METHODS: We utilized the nationwide Premier Perspective database (2006-2014; 550 hospitals) including 354,894 hip [THR] and 766,100 total knee [TKR] replacements. Multivariable associations were measured between hospital-level use of NA (dichotomized and subgrouped into quartiles [Q1-4]) and outcomes. Outcomes included: respiratory and cardiac complications, blood transfusion and intensive care unit (ICU) need, opioid utilization, and length and cost of hospitalization. Odds ratios (OR) and 95% confidence intervals (CI) are reported. 

RESULTS: Overall, 151 (27%) of hospitals did not use NA for these cases. NA utilization was 0-4% in Q1 and 49-97% in Q4. Particularly among TKR patients, hospital-level NA utilization (compared to hospitals without NA use) was associated with up to 24% decreased odds for respiratory and cardiac complications in Q1 (OR 0.76 CI 0.66-0.88 and OR 0.76 CI 0.63-0.92; both P<0.05). However, the most consistent volume effects were seen for cost of hospitalization: -19% and -17% decreased costs in Q4 of NA utilization for TKR and THR, respectively. 

CONCLUSION: Hospitals that use NA (versus those that don’t), are associated with lower hospitalization cost for lower joint replacements.
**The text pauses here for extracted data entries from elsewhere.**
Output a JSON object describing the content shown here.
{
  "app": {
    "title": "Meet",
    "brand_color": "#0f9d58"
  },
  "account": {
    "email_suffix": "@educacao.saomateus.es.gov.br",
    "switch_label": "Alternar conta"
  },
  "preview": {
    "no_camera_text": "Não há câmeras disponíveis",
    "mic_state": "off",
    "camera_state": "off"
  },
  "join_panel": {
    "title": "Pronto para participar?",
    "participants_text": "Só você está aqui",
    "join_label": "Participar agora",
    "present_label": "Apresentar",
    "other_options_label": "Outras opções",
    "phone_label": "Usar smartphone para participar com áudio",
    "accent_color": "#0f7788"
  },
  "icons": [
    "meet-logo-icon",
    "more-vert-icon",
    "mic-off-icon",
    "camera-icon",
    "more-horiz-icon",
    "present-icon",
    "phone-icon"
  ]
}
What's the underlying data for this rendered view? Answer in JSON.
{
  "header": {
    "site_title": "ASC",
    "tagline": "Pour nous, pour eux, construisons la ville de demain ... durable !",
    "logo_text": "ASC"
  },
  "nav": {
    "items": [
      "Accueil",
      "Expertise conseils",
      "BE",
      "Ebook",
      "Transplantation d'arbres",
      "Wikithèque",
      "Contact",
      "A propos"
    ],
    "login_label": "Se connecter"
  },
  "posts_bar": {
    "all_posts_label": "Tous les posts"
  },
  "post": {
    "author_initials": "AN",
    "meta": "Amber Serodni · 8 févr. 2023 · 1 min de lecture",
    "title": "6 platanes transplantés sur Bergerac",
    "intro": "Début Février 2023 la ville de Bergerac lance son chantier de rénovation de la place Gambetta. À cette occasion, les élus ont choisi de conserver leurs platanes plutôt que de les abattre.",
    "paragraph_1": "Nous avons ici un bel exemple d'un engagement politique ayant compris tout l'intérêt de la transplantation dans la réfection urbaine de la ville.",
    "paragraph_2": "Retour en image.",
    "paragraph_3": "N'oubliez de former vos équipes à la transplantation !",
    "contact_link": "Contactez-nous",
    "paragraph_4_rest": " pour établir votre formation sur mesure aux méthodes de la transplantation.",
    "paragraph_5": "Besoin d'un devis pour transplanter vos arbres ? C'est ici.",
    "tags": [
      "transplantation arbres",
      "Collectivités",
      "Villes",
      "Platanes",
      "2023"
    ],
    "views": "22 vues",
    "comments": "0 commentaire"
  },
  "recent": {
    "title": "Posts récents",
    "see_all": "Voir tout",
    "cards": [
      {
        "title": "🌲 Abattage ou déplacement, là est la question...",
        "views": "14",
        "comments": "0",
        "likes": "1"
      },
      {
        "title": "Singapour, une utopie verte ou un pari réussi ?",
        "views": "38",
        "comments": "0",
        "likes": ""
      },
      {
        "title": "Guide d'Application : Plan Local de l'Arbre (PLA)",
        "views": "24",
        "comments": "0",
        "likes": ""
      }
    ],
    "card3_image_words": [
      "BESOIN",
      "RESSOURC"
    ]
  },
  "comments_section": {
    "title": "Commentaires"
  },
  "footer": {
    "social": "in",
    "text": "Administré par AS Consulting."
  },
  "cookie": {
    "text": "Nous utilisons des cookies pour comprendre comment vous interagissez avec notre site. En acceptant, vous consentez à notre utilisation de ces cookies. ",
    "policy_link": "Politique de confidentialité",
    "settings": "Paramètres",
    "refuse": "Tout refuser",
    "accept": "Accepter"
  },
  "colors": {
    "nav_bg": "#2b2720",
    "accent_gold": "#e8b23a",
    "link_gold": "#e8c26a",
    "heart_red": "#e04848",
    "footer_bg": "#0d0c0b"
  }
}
This may be partly due to lower odds for adverse outcomes, particularly in TKR patients.  Our findings may point towards an important role of neuraxial anesthesia not only as a modifiable risk factor for outcomes on a patient level, but potentially to its suitability as a quality indicator amongst hospitals performing lower joint replacements. Further research and maturation of this field of research is needed before firm conclusions can be drawn.